TTT39: Leicester

Department of Mathematics and Computer Science, University of Leicester.

Date

4 March 2003

Speakers

Simona Paoli (Warwick)
(Co)homology of crossed modules

Javier Gutierrez (UAB Barcelona and Sheffield)
Homotopy localisations of Eilenberg-MacLane spectra

Pascal Lambrechts (Louvain-la-Neuve)
Configuration spaces from the rational homotopy viewpoint

Abstracts

(Co)homology of crossed modules

Crossed modules are algebraic models of 2-types.
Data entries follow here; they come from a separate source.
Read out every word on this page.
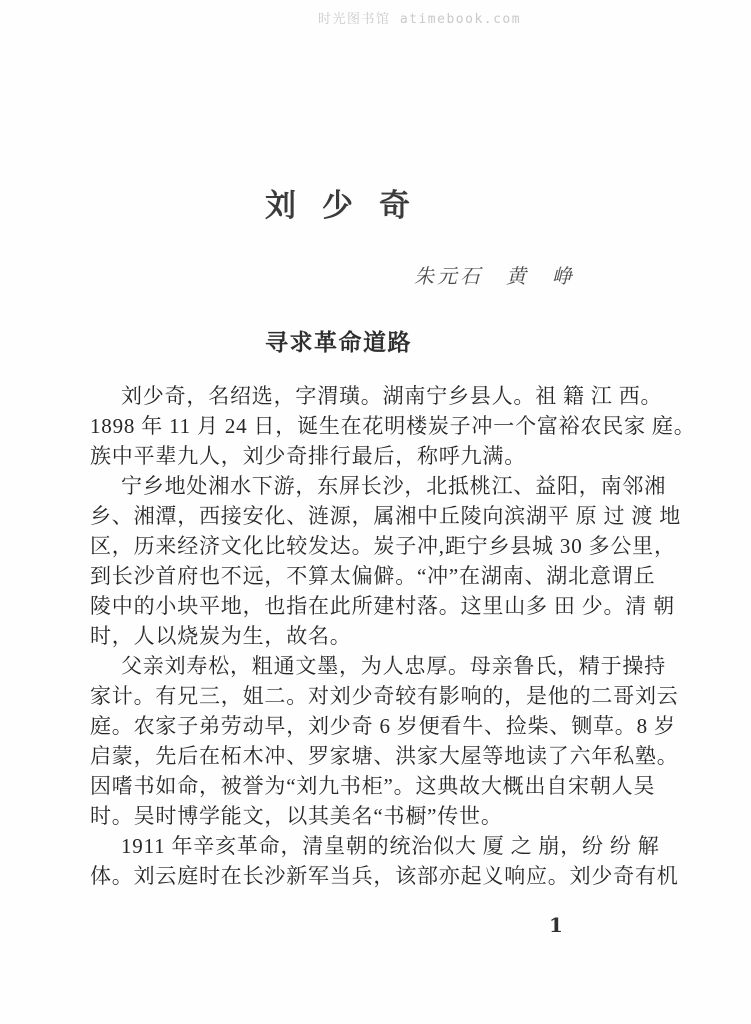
时光图书馆 atimebook.com
刘少奇
朱元石　黄　峥
寻求革命道路
刘少奇，名绍选，字渭璜。湖南宁乡县人。祖 籍 江 西。
1898 年 11 月 24 日，诞生在花明楼炭子冲一个富裕农民家 庭。
族中平辈九人，刘少奇排行最后，称呼九满。
宁乡地处湘水下游，东屏长沙，北抵桃江、益阳，南邻湘
乡、湘潭，西接安化、涟源，属湘中丘陵向滨湖平 原 过 渡 地
区，历来经济文化比较发达。炭子冲,距宁乡县城 30 多公里，
到长沙首府也不远，不算太偏僻。“冲”在湖南、湖北意谓丘
陵中的小块平地，也指在此所建村落。这里山多 田 少。清 朝
时，人以烧炭为生，故名。
父亲刘寿松，粗通文墨，为人忠厚。母亲鲁氏，精于操持
家计。有兄三，姐二。对刘少奇较有影响的，是他的二哥刘云
庭。农家子弟劳动早，刘少奇 6 岁便看牛、捡柴、铡草。8 岁
启蒙，先后在柘木冲、罗家塘、洪家大屋等地读了六年私塾。
因嗜书如命，被誉为“刘九书柜”。这典故大概出自宋朝人吴
时。吴时博学能文，以其美名“书橱”传世。
1911 年辛亥革命，清皇朝的统治似大 厦 之 崩，纷 纷 解
体。刘云庭时在长沙新军当兵，该部亦起义响应。刘少奇有机
1
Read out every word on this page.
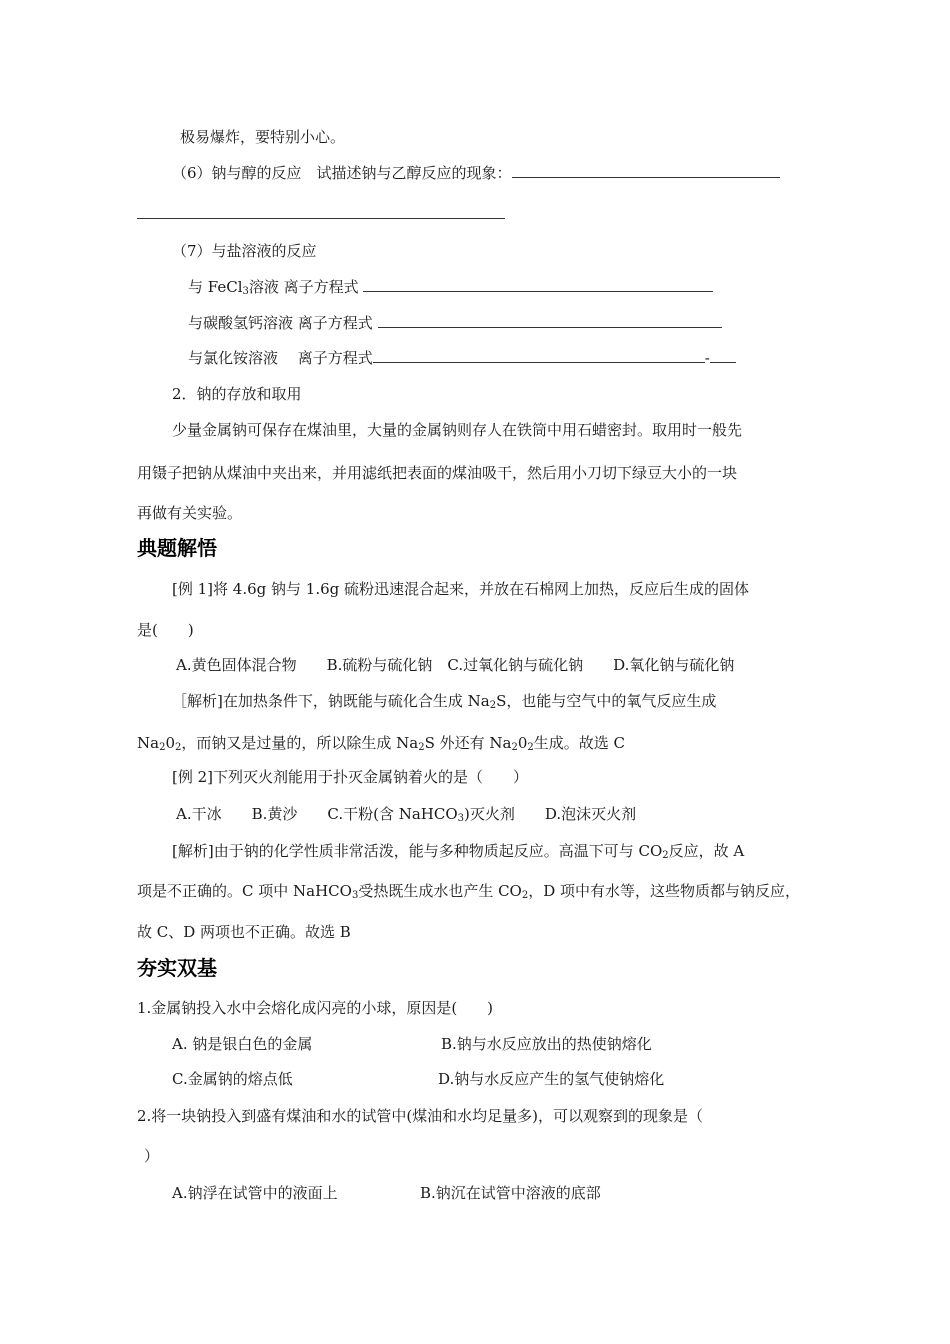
极易爆炸，要特别小心。
（6）钠与醇的反应　试描述钠与乙醇反应的现象：
（7）与盐溶液的反应
与 FeCl$_3$溶液 离子方程式
与碳酸氢钙溶液 离子方程式
与氯化铵溶液　 离子方程式	-
2．钠的存放和取用
少量金属钠可保存在煤油里，大量的金属钠则存人在铁筒中用石蜡密封。取用时一般先
用镊子把钠从煤油中夹出来，并用滤纸把表面的煤油吸干，然后用小刀切下绿豆大小的一块
再做有关实验。
典题解悟
[例 1]将 4.6g 钠与 1.6g 硫粉迅速混合起来，并放在石棉网上加热，反应后生成的固体
是(　　)
A.黄色固体混合物　　B.硫粉与硫化钠　C.过氧化钠与硫化钠　　D.氧化钠与硫化钠
［解析]在加热条件下，钠既能与硫化合生成 $Na_2S$，也能与空气中的氧气反应生成
$Na_20_2$，而钠又是过量的，所以除生成 $Na_2S$ 外还有 $Na_20_2$生成。故选 C
[例 2]下列灭火剂能用于扑灭金属钠着火的是（　　）
A.干冰　　B.黄沙　　C.干粉(含 NaHCO$_3$)灭火剂　　D.泡沫灭火剂
[解析]由于钠的化学性质非常活泼，能与多种物质起反应。高温下可与 $CO_2$反应，故 A
项是不正确的。C 项中 NaHCO$_3$受热既生成水也产生 $CO_2$，D 项中有水等，这些物质都与钠反应，
故 C、D 两项也不正确。故选 B
夯实双基
1.金属钠投入水中会熔化成闪亮的小球，原因是(　　)
A. 钠是银白色的金属	B.钠与水反应放出的热使钠熔化
C.金属钠的熔点低	D.钠与水反应产生的氢气使钠熔化
2.将一块钠投入到盛有煤油和水的试管中(煤油和水均足量多)，可以观察到的现象是（
）
A.钠浮在试管中的液面上	B.钠沉在试管中溶液的底部
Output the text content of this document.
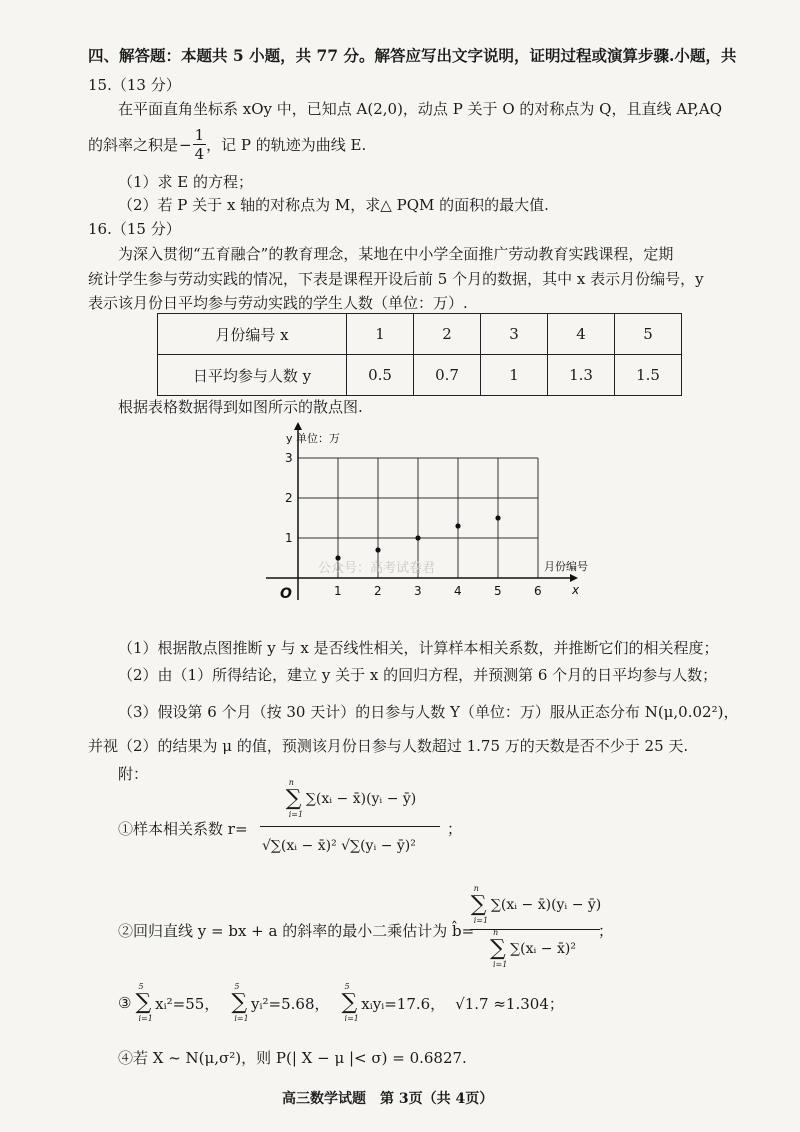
四、解答题：本题共 5 小题，共 77 分。解答应写出文字说明，证明过程或演算步骤.小题，共
15.（13 分）
在平面直角坐标系 xOy 中，已知点 A(2,0)，动点 P 关于 O 的对称点为 Q，且直线 AP,AQ
的斜率之积是 − $\frac{1}{4}$ ，记 P 的轨迹为曲线 E.
（1）求 E 的方程；
（2）若 P 关于 x 轴的对称点为 M，求△ PQM 的面积的最大值.
16.（15 分）
为深入贯彻“五育融合”的教育理念，某地在中小学全面推广劳动教育实践课程，定期
统计学生参与劳动实践的情况，下表是课程开设后前 5 个月的数据，其中 x 表示月份编号，y
表示该月份日平均参与劳动实践的学生人数（单位：万）.
月份编号 x	1	2	3	4	5
日平均参与人数 y	0.5	0.7	1	1.3	1.5
根据表格数据得到如图所示的散点图.
1	2	3	4	5	6
1
2
3
O
y 单位：万
月份编号
x
公众号：高考试卷君
（1）根据散点图推断 y 与 x 是否线性相关，计算样本相关系数，并推断它们的相关程度；
（2）由（1）所得结论，建立 y 关于 x 的回归方程，并预测第 6 个月的日平均参与人数；
（3）假设第 6 个月（按 30 天计）的日参与人数 Y（单位：万）服从正态分布 N(μ,0.02²)，
并视（2）的结果为 μ 的值，预测该月份日参与人数超过 1.75 万的天数是否不少于 25 天.
附：
①样本相关系数 r=
∑
n
i=1
∑(xᵢ − x̄)(yᵢ − ȳ)
√∑(xᵢ − x̄)² √∑(yᵢ − ȳ)²
；
②回归直线 y = bx + a 的斜率的最小二乘估计为 b̂=
∑
n
i=1
∑(xᵢ − x̄)(yᵢ − ȳ)
∑
n
i=1
∑(xᵢ − x̄)²
；
③ ∑
5
i=1
xᵢ²=55， ∑
5
i=1
yᵢ²=5.68， ∑
5
i=1
xᵢyᵢ=17.6， √1.7 ≈1.304；
④若 X ~ N(μ,σ²)，则 P(| X − μ |< σ) = 0.6827.
高三数学试题　第 3页（共 4页）
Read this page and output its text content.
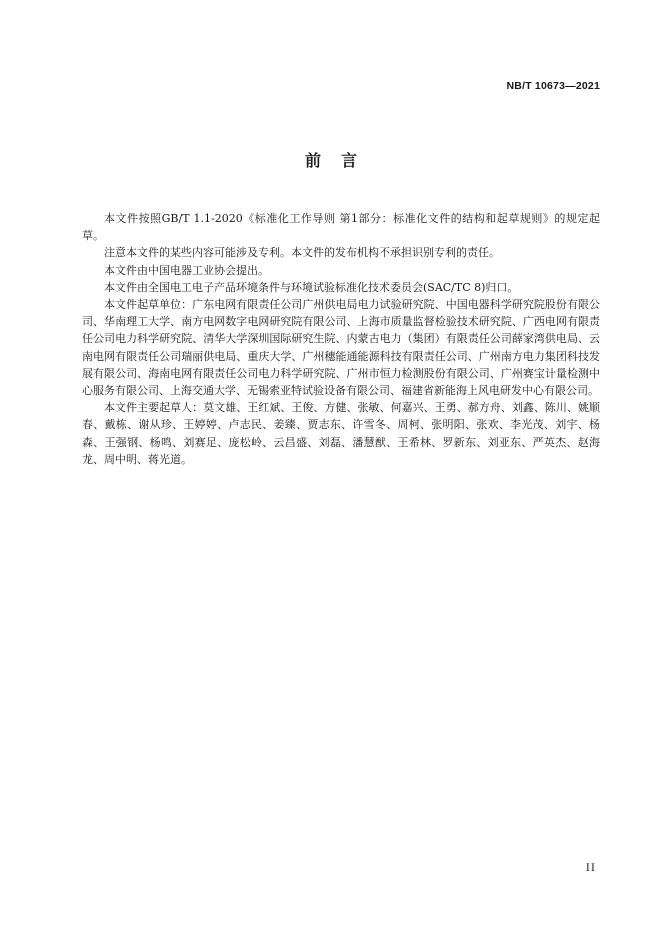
NB/T 10673—2021
前言

本文件按照GB/T 1.1-2020《标准化工作导则 第1部分：标准化文件的结构和起草规则》的规定起草。

注意本文件的某些内容可能涉及专利。本文件的发布机构不承担识别专利的责任。

本文件由中国电器工业协会提出。

本文件由全国电工电子产品环境条件与环境试验标准化技术委员会(SAC/TC 8)归口。

本文件起草单位：广东电网有限责任公司广州供电局电力试验研究院、中国电器科学研究院股份有限公司、华南理工大学、南方电网数字电网研究院有限公司、上海市质量监督检验技术研究院、广西电网有限责任公司电力科学研究院、清华大学深圳国际研究生院、内蒙古电力（集团）有限责任公司薛家湾供电局、云南电网有限责任公司瑞丽供电局、重庆大学、广州穗能通能源科技有限责任公司、广州南方电力集团科技发展有限公司、海南电网有限责任公司电力科学研究院、广州市恒力检测股份有限公司、广州赛宝计量检测中心服务有限公司、上海交通大学、无锡索亚特试验设备有限公司、福建省新能海上风电研发中心有限公司。

本文件主要起草人：莫文雄、王红斌、王俊、方健、张敏、何嘉兴、王勇、郝方舟、刘鑫、陈川、姚顺春、戴栋、谢从珍、王婷婷、卢志民、姜臻、贾志东、许雪冬、周柯、张明阳、张欢、李光茂、刘宇、杨森、王强钢、杨鸣、刘赛足、庞松岭、云昌盛、刘磊、潘慧猷、王希林、罗新东、刘亚东、严英杰、赵海龙、周中明、蒋光道。

II
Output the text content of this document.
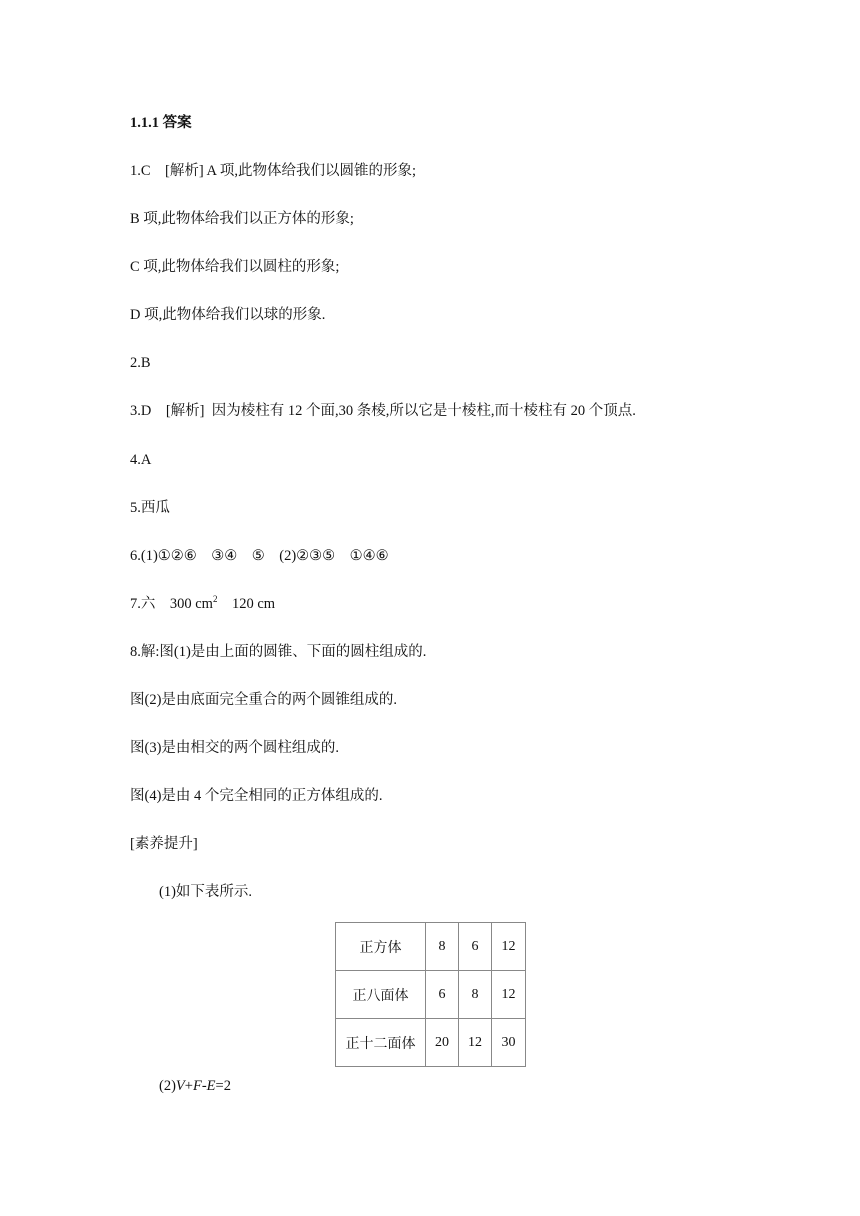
1.1.1 答案
1.C　[解析] A 项,此物体给我们以圆锥的形象;
B 项,此物体给我们以正方体的形象;
C 项,此物体给我们以圆柱的形象;
D 项,此物体给我们以球的形象.
2.B
3.D　[解析]  因为棱柱有 12 个面,30 条棱,所以它是十棱柱,而十棱柱有 20 个顶点.
4.A
5.西瓜
6.(1)①②⑥　③④　⑤　(2)②③⑤　①④⑥
7.六　300 $cm^2$　120 cm
8.解:图(1)是由上面的圆锥、下面的圆柱组成的.
图(2)是由底面完全重合的两个圆锥组成的.
图(3)是由相交的两个圆柱组成的.
图(4)是由 4 个完全相同的正方体组成的.
[素养提升]
(1)如下表所示.
正方体	8	6	12
正八面体	6	8	12
正十二面体	20	12	30
(2)V+F-E=2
These objects have topological aspects as well as purely algebraic ones, and this gives rise to different (co)homology theories: the cohomology of the classifying space and the CCG cohomology, which is a type of cotriple (co)homology.

After recalling the construction of these theories I shall illustrate some further developments in the (co)homology of crossed modules; these are obtained by considering more general classes of coefficients for the cotriple (co)homology and by introducing a (co)homology of cat$^n$-groups.

Homotopy localisations of Eilenberg--MacLane spectra

We prove that stable homotopical localisations preserve ring spectra and module spectra structures under suitable hypothesis. We use this fact to describe the main features of localization of $HR$-modules (ie, stable $R$-GEMs), motivated by similar results in unstable homotopy.

In particular, we compute the homological localisations of the Eilenberg--Mac\,Lane spectra $HG$ and describe all possible localisations of the integral Eilenberg--Mac\,Lane spectrum $H\mathbb{Z}$.

Configuration spaces from the rational homotopy viewpoint

I will discuss on the configuration space of $k$ points in a closed manifold $M$, denoted by $F(M,k)$. Fulton and McPherson have constructed an algebraic model for the rational homotopy type of $F(M,k)$ when $M$ is a smooth complex projective algebraic variety.

In this talk we will discuss how this model can be generalised for other closed manifold, even though we cannot yet determine completely the rational homotopy type of $F(M,k)$. This is a joint work with Don Stanley.

Further information

The meeting was partially supported by a Scheme 3 grant from the London Mathematical Society, and the Modern Homotopy Theory RTN.